Explainable Load Forecasting with Covariate-Informed Time Series Foundation Models
For power grid operators needing transparent forecasting, this work provides a method to explain TSFM predictions, but the approach is incremental as it adapts existing SHAP techniques.
The paper proposes an efficient SHAP-based explanation algorithm for Time Series Foundation Models (TSFMs) and shows that Chronos-2 and TabPFN-TS achieve competitive zero-shot performance against a trained Transformer on day-ahead load forecasting, with explanations aligning with domain knowledge.

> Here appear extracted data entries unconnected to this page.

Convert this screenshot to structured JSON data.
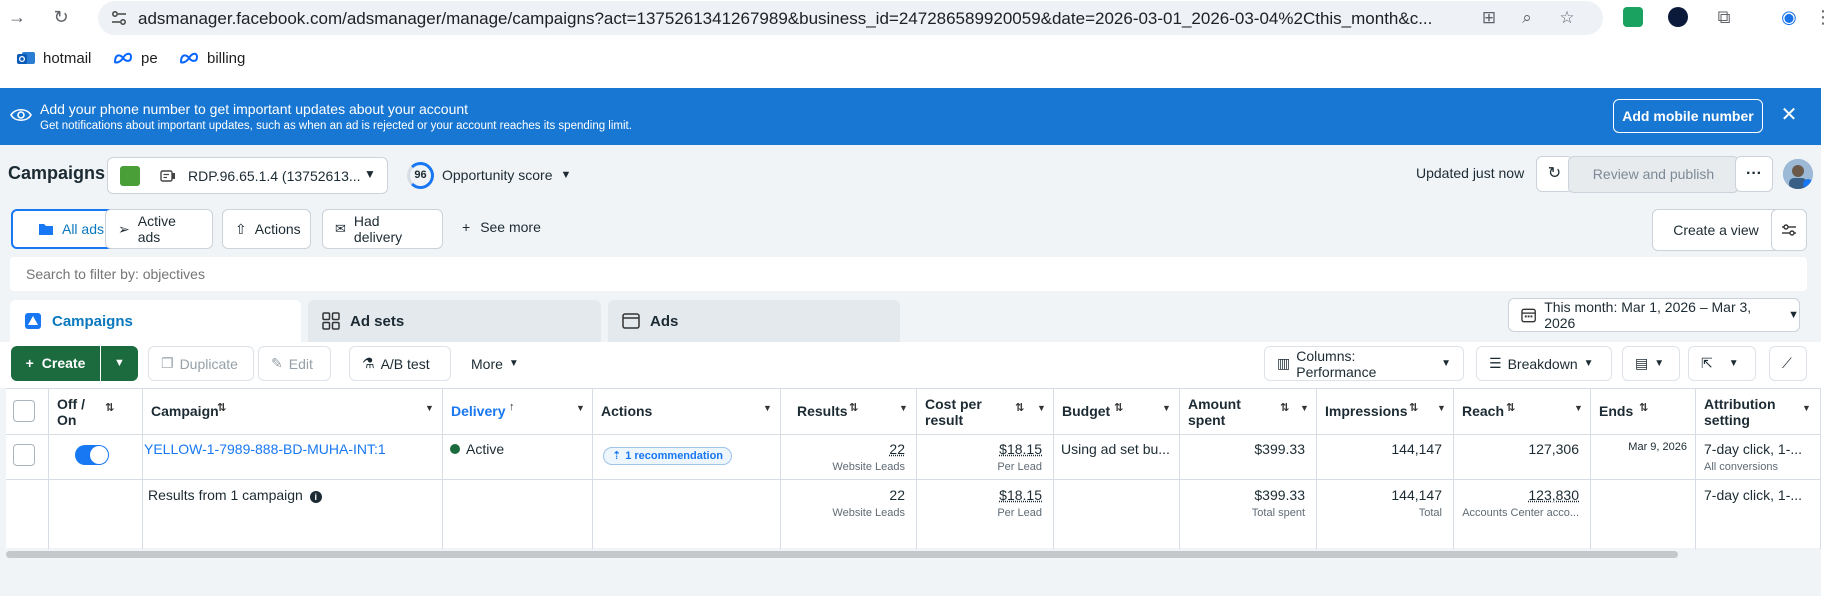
{
  "browser": {
    "url": "adsmanager.facebook.com/adsmanager/manage/campaigns?act=1375261341267989&business_id=247286589920059&date=2026-03-01_2026-03-04%2Cthis_month&c...",
    "bookmarks": [
      {
        "label": "hotmail",
        "icon": "outlook-icon"
      },
      {
        "label": "pe",
        "icon": "meta-icon"
      },
      {
        "label": "billing",
        "icon": "meta-icon"
      }
    ]
  },
  "banner": {
    "title": "Add your phone number to get important updates about your account",
    "subtitle": "Get notifications about important updates, such as when an ad is rejected or your account reaches its spending limit.",
    "button": "Add mobile number",
    "close": "✕"
  },
  "header": {
    "title": "Campaigns",
    "account": "RDP.96.65.1.4 (13752613...",
    "opportunity_score": "96",
    "opportunity_label": "Opportunity score",
    "updated": "Updated just now",
    "review_publish": "Review and publish"
  },
  "filters": {
    "chips": [
      "All ads",
      "Active ads",
      "Actions",
      "Had delivery"
    ],
    "see_more": "See more",
    "create_view": "Create a view",
    "search_placeholder": "Search to filter by: objectives"
  },
  "levels": {
    "tabs": [
      "Campaigns",
      "Ad sets",
      "Ads"
    ],
    "date_range": "This month: Mar 1, 2026 – Mar 3, 2026"
  },
  "toolbar": {
    "create": "Create",
    "duplicate": "Duplicate",
    "edit": "Edit",
    "ab_test": "A/B test",
    "more": "More",
    "columns": "Columns: Performance",
    "breakdown": "Breakdown"
  },
  "table": {
    "headers": {
      "off_on": "Off / On",
      "campaign": "Campaign",
      "delivery": "Delivery",
      "actions": "Actions",
      "results": "Results",
      "cost_per_result_1": "Cost per",
      "cost_per_result_2": "result",
      "budget": "Budget",
      "amount_spent_1": "Amount",
      "amount_spent_2": "spent",
      "impressions": "Impressions",
      "reach": "Reach",
      "ends": "Ends",
      "attribution_1": "Attribution",
      "attribution_2": "setting"
    },
    "row": {
      "campaign": "YELLOW-1-7989-888-BD-MUHA-INT:1",
      "delivery": "Active",
      "recommendation": "1 recommendation",
      "results": "22",
      "results_sub": "Website Leads",
      "cost": "$18.15",
      "cost_sub": "Per Lead",
      "budget": "Using ad set bu...",
      "spent": "$399.33",
      "impressions": "144,147",
      "reach": "127,306",
      "ends": "Mar 9, 2026",
      "attribution": "7-day click, 1-...",
      "attribution_sub": "All conversions",
      "toggle_on": true
    },
    "summary": {
      "label": "Results from 1 campaign",
      "results": "22",
      "results_sub": "Website Leads",
      "cost": "$18.15",
      "cost_sub": "Per Lead",
      "spent": "$399.33",
      "spent_sub": "Total spent",
      "impressions": "144,147",
      "impressions_sub": "Total",
      "reach": "123,830",
      "reach_sub": "Accounts Center acco...",
      "attribution": "7-day click, 1-..."
    }
  },
  "colors": {
    "banner": "#1877d2",
    "create": "#1b6b3f",
    "accent": "#1877f2",
    "active_dot": "#1b6b3f"
  }
}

Time Series Foundation Models (TSFMs) have recently emerged as general-purpose forecasting models and show considerable potential for applications in energy systems. However, applications in critical infrastructure like power grids require transparency to ensure trust and reliability and cannot rely on pure black-box models. To enhance the transparency of TSFMs, we propose an efficient algorithm for computing Shapley Additive Explanations (SHAP) tailored to these models. The proposed approach leverages the flexibility of TSFMs with respect to input context length and provided covariates. This property enables efficient temporal and covariate masking (selectively withholding inputs), allowing for a scalable explanation of model predictions using SHAP. We evaluate two TSFMs - Chronos-2 and TabPFN-TS - on a day-ahead load forecasting task for a transmission system operator (TSO). In a zero-shot setting, both models achieve predictive performance competitive with a Transformer model trained specifically on multiple years of TSO data. The explanations obtained through our proposed approach align with established domain knowledge, particularly as the TSFMs appropriately use weather and calendar information for load prediction. Overall, we demonstrate that TSFMs can serve as transparent and reliable tools for operational energy forecasting.